Dès lors, la CPAM des Bouches-du-Rhône a fait une mauvaise application de la loi en rejetant sur l’allégation de défaut de réponse au questionnaire, la demande de reconnaissance de maladie professionnelle, de sorte qu’il convient de reprendre l’instruction administrative de maladie professionnelle.

Par conséquent, le dossier de Madame [O] sera renvoyé devant la CPAM des Bouches-du-Rhône afin de vérifier si les conditions administratives de prise en charge prévues par le tableau 57 des maladies professionnelles sont remplies.
Sur les dépens et les frais irrépétibles

La charge des dépens de l’instance sera laissée à la CPAM des Bouches-du-Rhône, partie perdante, conformément à l’article 696 du Code de procédure civile.

PAR CES MOTIFS

Le tribunal, statuant par jugement contradictoire, par mise à disposition au greffe et en premier ressort,

DÉCLARE recevable le recours de Madame [B] [O] à l’encontre de la décision du 22 janvier 2019 de la commission de recours amiable de la caisse primaire d’assurance maladie des Bouches-du-Rhône ayant rejeté sa contestation relative au refus de reconnaissance, au titre du tableau n°57 des maladies professionnelles, de l’affection (syndrome du canal carpien droit) déclarée le 5 juin 2018,

FAIT INJONCTION à la CPAM des Bouches-du-Rhône de recommencer l’instruction au titre du tableau n°57 des maladies professionnelles, de l’affection (syndrome du canal carpien droit) déclarée le 5 juin 2018 par Madame [B] [O].
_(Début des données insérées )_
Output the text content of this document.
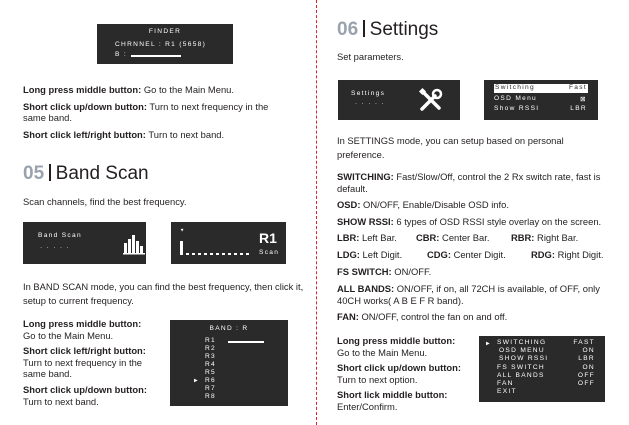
FINDER
CHRNNEL : R1 (5658)
B :
Long press middle button: Go to the Main Menu.
Short click up/down button: Turn to next frequency in the same band.
Short click left/right button: Turn to next band.
05 Band Scan
Scan channels, find the best frequency.
Band Scan
· · · · ·
▾	R1
Scan
In BAND SCAN mode, you can find the best frequency, then click it, setup to current frequency.
Long press middle button:
Go to the Main Menu.
Short click left/right button:
Turn to next frequency in the same band.
Short click up/down button:
Turn to next band.
BAND : R
▶
R1
R2
R3
R4
R5
R6
R7
R8
06 Settings
Set parameters.
Settings
· · · · ·
Switching	Fast
OSD Menu	⊠
Show RSSI	LBR
In SETTINGS mode, you can setup based on personal preference.
SWITCHING: Fast/Slow/Off, control the 2 Rx switch rate, fast is default.
OSD: ON/OFF, Enable/Disable OSD info.
SHOW RSSI: 6 types of OSD RSSI style overlay on the screen.
LBR: Left Bar. CBR: Center Bar. RBR: Right Bar.
LDG: Left Digit.	CDG: Center Digit.	RDG: Right Digit.
FS SWITCH: ON/OFF.
ALL BANDS: ON/OFF, if on, all 72CH is available, of OFF, only 40CH works( A B E F R band).
FAN: ON/OFF, control the fan on and off.
Long press middle button:
Go to the Main Menu.
Short click up/down button:
Turn to next option.
Short lick middle button:
Enter/Confirm.
▶ SWITCHING	FAST
OSD MENU	ON
SHOW RSSI	LBR
FS SWITCH	ON
ALL BANDS	OFF
FAN	OFF
EXIT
RAPPELLE que le présent jugement se substitue aux décisions prises par l’organisme et la commission de recours amiable,

DÉBOUTE les parties du surplus de leurs demandes ;

LAISSE la charge des dépens de l’instance à la CPAM des Bouches-du-Rhône ;

RAPPELLE que tout appel de la présente décision doit être formé dans le délai d’un mois à compter de la réception de sa notification, conformément aux dispositions de l’article 538 du Code de procédure civile.